"Dancing With Tears In My Eyes":

Songfic by SuperKoolBabe11796

A/N: All Characters are property of Ally Carter…but Amber is mine. The song belongs to the amazing Ke$ha! Thanks

[[Chapter 1: Here we go, welcome to my funeral]]

Staring silently out the window, I felt the world around me growing cold. First period is always the hardest for me, after our break up. It's biology, and he, of course, is my biology partner. Bex, or more formerly, Rebecca, thinks I should transfer classes. What am I supposed to say, though? Exactly. What Bex doesn't know is that every time I look at him, I feel at peace, like nothing is wrong. Which is ironic, of course, when this whole situation involves him. Today was different though, colder. Once again I was on an island in the middle of the ocean during a hurricane.

"Good Morning class," Mr. Thomas greeted us. At least one of us is happy. "Cell Biology is the topic today. Who can raise their hand and tell me the most important part of a cell?"

Instantly, a hand shot up. normally their would be two, mine and Amber, this snooty girl who always has to one up me. After "it" happened though, I've risen my hand less and less. I guess I just don't find our competition that important anymore.

"Cammie? Would you care to contribute?" All eyes focused on me and I felt my partners eyes especially. I took one look at Amber, and shook my head.

"No Mr. Thomas, I do not." I see Amber drop her jaw, then smile triumphantly. Becks has this worried look in her eyes and he…well, he just looks dumfounded.

"Then how about Zach?" Mr. Thomas directs his attention at my ex, and suddenly I feel sick. Everything about him makes me want to scream. But I don't. I just deliberately look away as my bio teacher grills him.

"The nucleus, sir." His deep, authoritative voice seems strained today, as if he's trying to hide something, which I'm sure he is.

"Exactly. The nucleus…" Suddenly, a loud cacophony of sounds rang through the hallways. The murmur of my classroom alerted me that the fire alarm had gone off. With each passing moment, the hysteria became more and more heightened, and I began to realize that this was no drill. Without warning, my mind wandered over something extreme. Lately, I couldn't seem to deal with the pain of seeing him, and what we could have been, when he barely speaks to me. What I wanted was an out; someway to leave all this pain. All at once, I was getting my wish. All I had to do was run into that fire. Granted, that was very public, and that really wasn't I had planned on, but it was my only way out. Any other way, someone would stop me. My mind, which already was more alert, became hyper aware and I bolted for the door. I made the mistake of looking around and witnessed Bex's visage looking panicked and I began to feel a bit guilty. But Bex was popular right? She has other friends, or could find them. In one fluid motion, I swung the door opened and the room erupted into terrified shouts. I kept running though. Now was the time when looking back would ruin the plan. I finally found my rescue; the fire had spread to the cafeteria. My stomach churned and I knew I was taking to much time. I took one more look around the school that I had only been in for three months, but had already brought me so much heartache. I started my sprint….

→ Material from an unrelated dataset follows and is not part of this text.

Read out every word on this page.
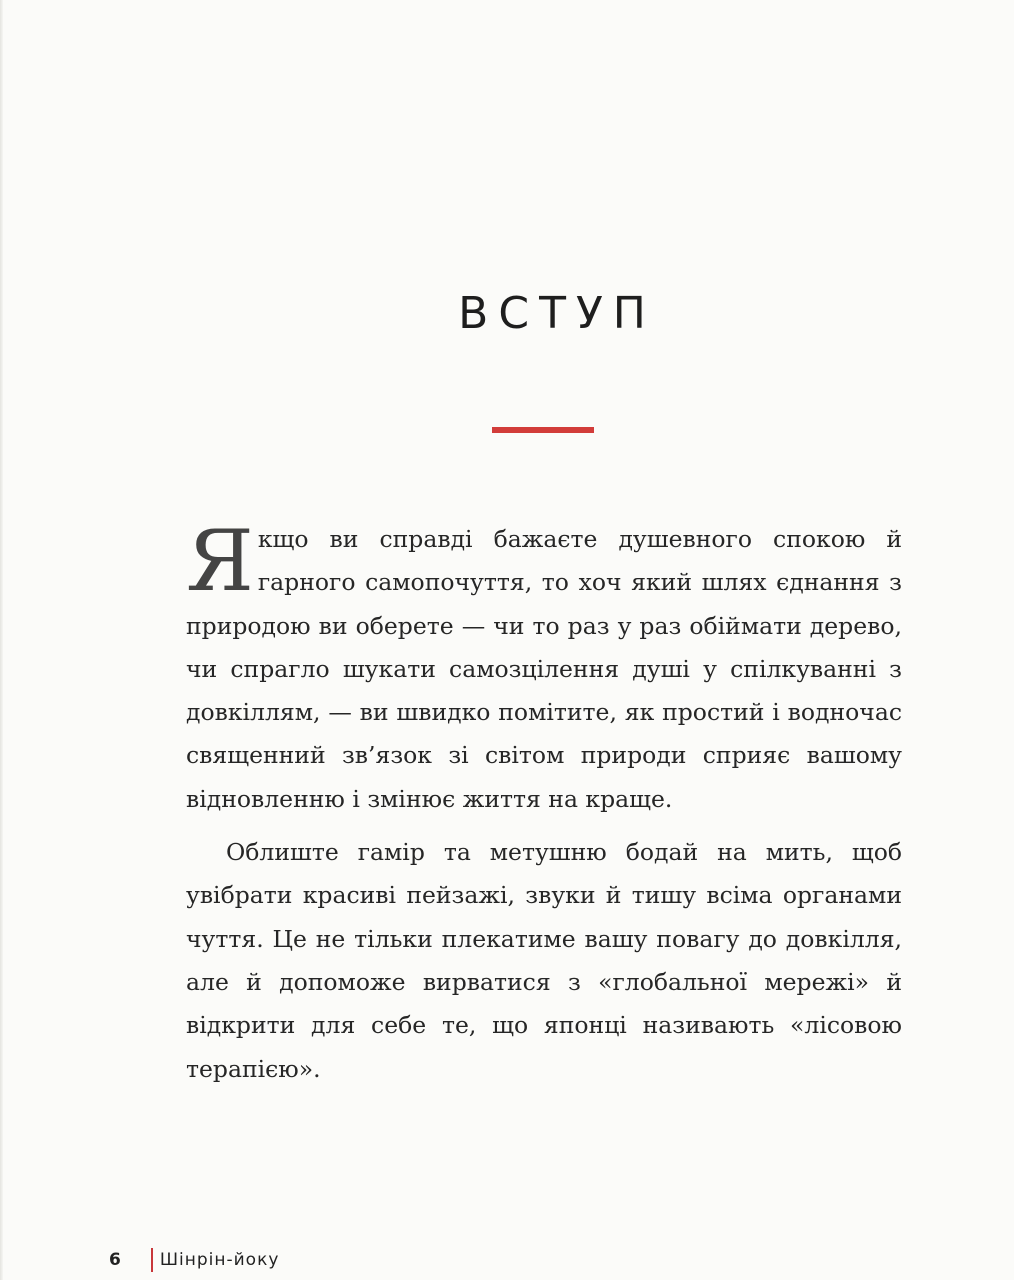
ВСТУП

Якщо ви справді бажаєте душевного спокою й гарного самопочуття, то хоч який шлях єднання з природою ви оберете — чи то раз у раз обіймати дерево, чи спрагло шукати самозцілення душі у спілкуванні з довкіллям, — ви швидко помітите, як простий і водночас священний зв’язок зі світом природи сприяє вашому відновленню і змінює життя на краще.

Облиште гамір та метушню бодай на мить, щоб увібрати красиві пейзажі, звуки й тишу всіма органами чуття. Це не тільки плекатиме вашу повагу до довкілля, але й допоможе вирватися з «глобальної мережі» й відкрити для себе те, що японці називають «лісовою терапією».

6 Шінрін-йоку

"Cammie! NOO!" I had reached my fiery furnace. The flames engulfed my being so quickly that I barely had time to register who called my name. I only then realized that Bex was screaming in the background, crying for me to come out. The world was turning black and I knew my time was out. But just before I left, I heard a soft, but assertive voice pleading, "Cammie, don't die. I love you."